At the center of the drama is patriarch Gorn, played by Lars Brygmann, whose announcement during his 65th birthday party upends expectations and identities. The three siblings—Astrid (Katrine Greis-Rosenthal), Erik (Elliott Crosset Hove) and Thomas (Simon Bennebjerg)—react in ways shaped by long histories and unspoken rivalries. Astrid, the youngest and seemingly least likely heir, is a city-based teacher with a rebellious streak; Erik is the eldest whose life has revolved around the farm; Thomas is perhaps the most capable in agricultural terms but reluctant to shoulder the responsibility. The ensemble also includes Charlotte Fich, Joachim Fjelstrup and Helene Reingaard Neumann, enriching the portrait of a community where decisions about land and legacy reverberate beyond the family home.
Zandvliet and his team committed to authenticity, consulting widely with both conventional and organic farmers during development. The goal was to portray the machinery, chores and seasonal constraints of farming as lived experience rather than stage props. Actors spent weeks learning to handle tractors, harvesters and livestock; the production relied heavily on real agricultural operations so that the cast would appear, convincingly, as people who earn their living from the land. This hands-on approach is central to the series’ credibility and its emotional stakes.
The director selected his leads with an eye to performance growth: rather than assigning fixed biographies, Zandvliet encouraged the cast to invest in the rural environment and discover their characters through practice. After a period of research and fieldwork, the actors collaborated with the writer-director to finalize their roles, a process that allowed them to internalize each sibling’s motivations. That improvisational groundwork fed into a script of substantial scope—Zandvliet worked from a comprehensive 500-page blueprint while leaving space for the actors’ discoveries to shape scenes.

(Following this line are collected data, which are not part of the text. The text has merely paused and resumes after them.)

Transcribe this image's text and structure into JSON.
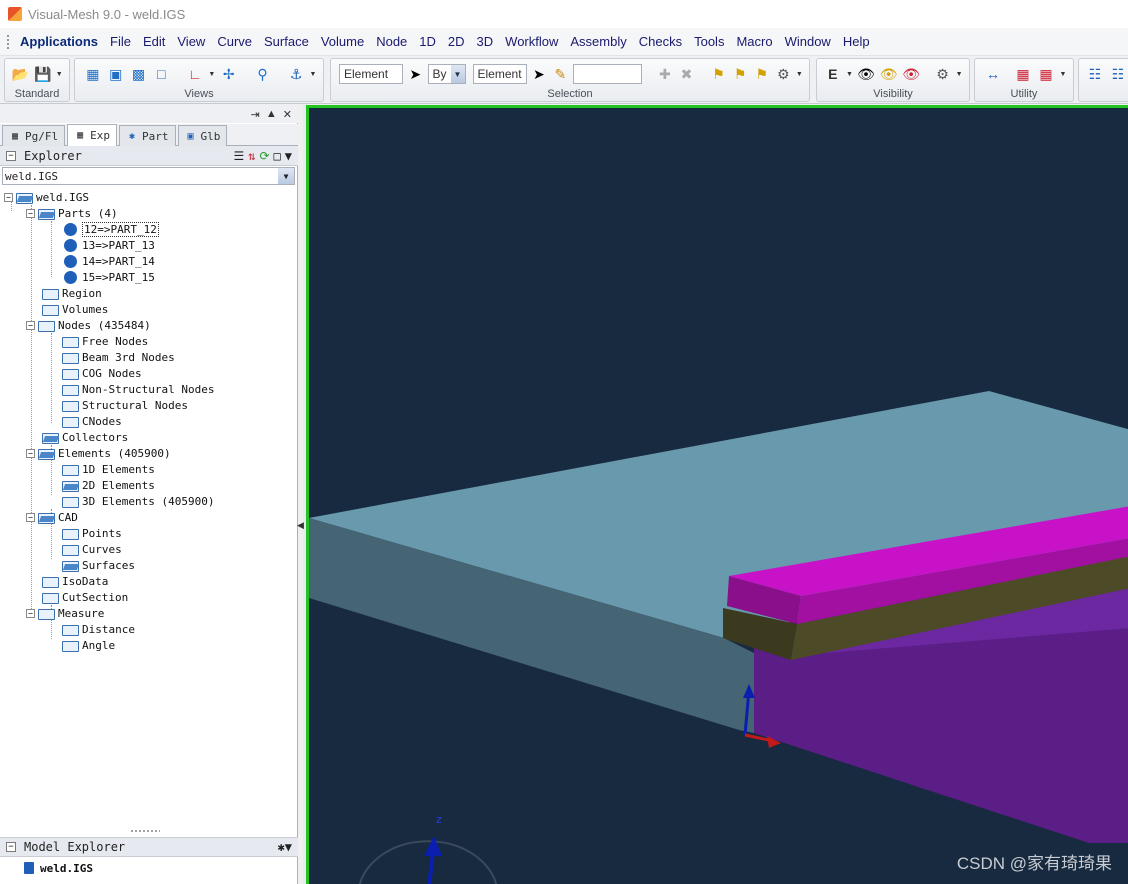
{
  "window": {
    "title": "Visual-Mesh 9.0 - weld.IGS"
  },
  "menu": [
    "Applications",
    "File",
    "Edit",
    "View",
    "Curve",
    "Surface",
    "Volume",
    "Node",
    "1D",
    "2D",
    "3D",
    "Workflow",
    "Assembly",
    "Checks",
    "Tools",
    "Macro",
    "Window",
    "Help"
  ],
  "toolbar": {
    "groups": {
      "standard": "Standard",
      "views": "Views",
      "selection": "Selection",
      "visibility": "Visibility",
      "utility": "Utility"
    },
    "selection_type": "Element",
    "selection_by": "By",
    "selection_by_value": "Element",
    "selection_search": ""
  },
  "left_panel": {
    "tabs": [
      "Pg/Fl",
      "Exp",
      "Part",
      "Glb"
    ],
    "explorer_title": "Explorer",
    "model_selected": "weld.IGS",
    "tree": {
      "root": "weld.IGS",
      "parts": "Parts (4)",
      "part_items": [
        "12=>PART_12",
        "13=>PART_13",
        "14=>PART_14",
        "15=>PART_15"
      ],
      "region": "Region",
      "volumes": "Volumes",
      "nodes": "Nodes (435484)",
      "node_items": [
        "Free Nodes",
        "Beam 3rd Nodes",
        "COG Nodes",
        "Non-Structural Nodes",
        "Structural Nodes",
        "CNodes"
      ],
      "collectors": "Collectors",
      "elements": "Elements (405900)",
      "element_items": [
        "1D Elements",
        "2D Elements",
        "3D Elements (405900)"
      ],
      "cad": "CAD",
      "cad_items": [
        "Points",
        "Curves",
        "Surfaces"
      ],
      "isodata": "IsoData",
      "cutsection": "CutSection",
      "measure": "Measure",
      "measure_items": [
        "Distance",
        "Angle"
      ]
    },
    "model_explorer_title": "Model Explorer",
    "model_explorer_item": "weld.IGS"
  },
  "viewport": {
    "border_color": "#22c422",
    "background": "#172a3f",
    "axis_label": "z",
    "watermark": "CSDN @家有琦琦果"
  }
}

Filming took place across 121 days, largely outdoors, which brought the production into close contact with weather and agricultural timetables. The crew had to plan around sowing and harvesting windows, avoid muddy fields and respect the choreography of heavy machinery. These limitations demanded flexibility and close coordination with local farmers; they also contributed to the series’ texture, as scenes were often captured in the narrow moments when light, weather and farm operations aligned.
Cinematographer Camilla Hjelm, a long-time collaborator of Zandvliet, shaped the series’ visual language with an emphasis on natural light and quietly composed frames. The photography highlights the changing seasons and the physicality of fieldwork, transforming everyday agricultural labor into a kind of visual poetry. Backed by DR Drama and produced by Rikke Tørholm Kofoed as part of the New8 public-broadcaster alliance, Harvest will be released to Danish audiences in October. Following its Canneseries premiere, the series is poised to find viewers who appreciate intimate, character-driven storytelling grounded in a specific national landscape.
Zandvliet has described the experience as richly rewarding—both for the collaborative process and for the opportunity to work outdoors across changing seasons. He has expressed interest in continuing the story with another season while also weighing various international projects in film and television. For now, Harvest stands as his notable leap into serial drama: a show that blends familial conflict with the rhythms of rural life and invites audiences to consider what is at stake when land and legacy collide.